To reproduce the benchmarking results from our paper, please follow the steps below.
-
Hardware. The released code is designed to run on a node with 8 H100 GPUs. However, it is possible to reproduce the results with 4 GPUs (80GB memory each). If using fewer GPUs, make sure to adjust
per_device_train_batch_size
andgradient_accumulation_steps
accordingly. -
Software. Our codebase is built on the huggingface/alignment-handbook. Here are the steps to install the environment.
conda create -n sdpo python=3.10
conda activate sdpo
# install the pytorch v2.2.2 at https://pytorch.org/get-started/locally/. For example, for linux
conda install pytorch==2.2.2 torchvision==0.17.2 torchaudio==2.2.2 pytorch-cuda=12.1 -c pytorch -c nvidia
# install the specified version of transformers, peft, trl, and deepspeed
pip install transformers==4.42.4 peft==0.13.2 trl==0.11.4 deepspeed==0.14.4
# Install alignment-handbook
git clone https://github.com/huggingface/alignment-handbook.git
cd ./alignment-handbook/
python -m pip install .
# install flash-attn for fast inference
pip install flash-attn --no-build-isolation
# Other dependencies
pip install wandb
cd curriculum-lens
bash curriculum-lens-qwen-2.5.sh
python make_curricula.py
You may need to modify the Bash and Python scripts to fit your own computational environment.
-
The Bash script runs the DPOTrainer using a standard RandomSampler on the first half of the training data. It then evaluates the hold-out examples from the other half to compute
validation loss
. The training and evaluation partitions are reversed, and this process is repeated three times with different random seeds and data-splitting strategies, yielding six reference models (note: in this context, a reference model is used to compute validation loss, which differs from the reference model in the DPO objective). -
The Python script averages the
validation loss
statistics and outputs a CSV file recording the aggregated measures. To verify the correctness of the resulting difficulty measures, please refer to our paper.
cd selective-dpo
bash run-selectivedpo-uf.sh
You may need to modify the Bash script to fit your computational environment.

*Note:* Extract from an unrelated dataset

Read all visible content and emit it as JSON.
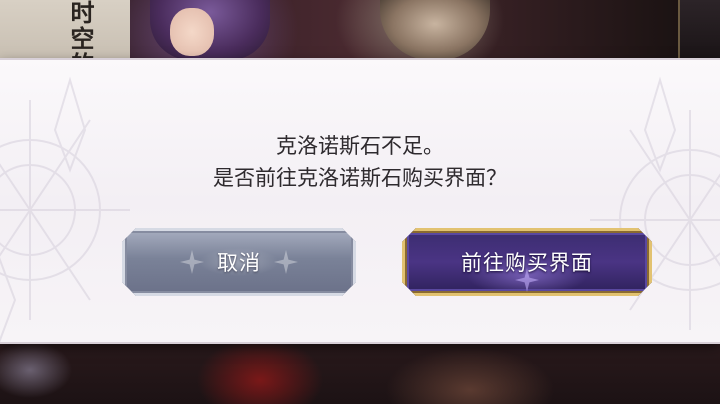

Our training scripts are straightforward:
-
script.run_selective_dpo.py
applies the chat template, selects the easiest 50% of training examples (a tunable hyperparameter) from the ultrafeedback_binarized dataset, and runs SelectiveDPOTrainer. -
script.selective_dpo_trainer.py
implements SelectiveDPOTrainer, where the only meaningful modification is replacing RandomSampler with SequentialSampler to query examples from easy to difficut.
We have included four precomputed validation loss
records for four models (qwen2.5-7b-sft, mistral-7b-sft, llama3-8b-sft, and gemma2-9b-sft), in the /curricula
folder. If you want to use your own curriculum, please rename your CSV file accordingly.